DNorm is used to identify disease mentions, which are identified by using the BANNER named entity recognizer, a trainable system that also uses CRF. Mentions that are outputted by BANNER are then used to achieve disease normalization and identification using pairwise learning to rank.

Finally, a Recurrent Neural Network (RNN) deep learning model is used to predict the association between variants and diseases. This model was trained from a small set of literature annotated by our experts. We identified genes, variants, and diseases from these articles and categorized the types of relationships. If the instances of diseases and variants are observed in the same sentence, experts will denote whether they (a pair of variant and disease) are correlated, “Y” for yes and “O” for no. In other words, this is a machine learning algorithm that adopts binary classification. These labeled sentences will first pass through our self-trained Word2Vec, which converts the tokenized sentence into vectors, inputs these vectors into our RNN model, and then outputs the relationship between the two instances (“Y” or “O”).

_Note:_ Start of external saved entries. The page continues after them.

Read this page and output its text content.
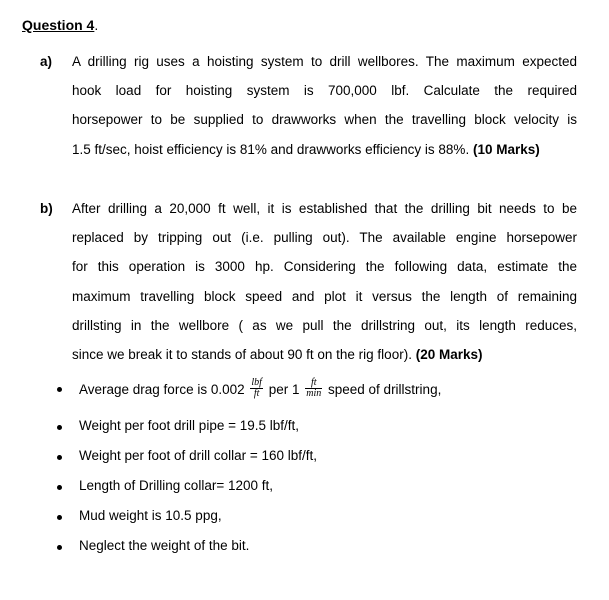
Question 4.
a) A drilling rig uses a hoisting system to drill wellbores. The maximum expected
hook load for hoisting system is 700,000 lbf. Calculate the required
horsepower to be supplied to drawworks when the travelling block velocity is
1.5 ft/sec, hoist efficiency is 81% and drawworks efficiency is 88%. (10 Marks)
b) After drilling a 20,000 ft well, it is established that the drilling bit needs to be
replaced by tripping out (i.e. pulling out). The available engine horsepower
for this operation is 3000 hp. Considering the following data, estimate the
maximum travelling block speed and plot it versus the length of remaining
drillsting in the wellbore ( as we pull the drillstring out, its length reduces,
since we break it to stands of about 90 ft on the rig floor). (20 Marks)
Average drag force is $0.002 \frac{\text{lbf}}{ft}$ per $1 \frac{ft}{\min}$ speed of drillstring,
Weight per foot drill pipe = 19.5 lbf/ft,
Weight per foot of drill collar = 160 lbf/ft,
Length of Drilling collar= 1200 ft,
Mud weight is 10.5 ppg,
Neglect the weight of the bit.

After training, this RNN model can be applied to the entirety of PMCOA to identify all relationships between diseases and variants.

 

Application

On variant2literature, the user will input either a gene or a variant. variant2literature will normalize these inputs, search for the input in the indexed papers, then output related papers and label the relevant genes, variants, and diseases in the reported papers.If a disease and a gene variant both appear within the same sentence, variant2literature will determine the correlation between the two based on the surrounding context.

Through AI-assisted analysis, variant2literature automatically determines the correlation between a disease and a gene variant, greatly reducing the time spent comparing data, reducing the cost of gene analysis, allowing medical professionals to efficiently detect underlying diseases and setting a new milstone for Taiwanese disease-related genetic testing.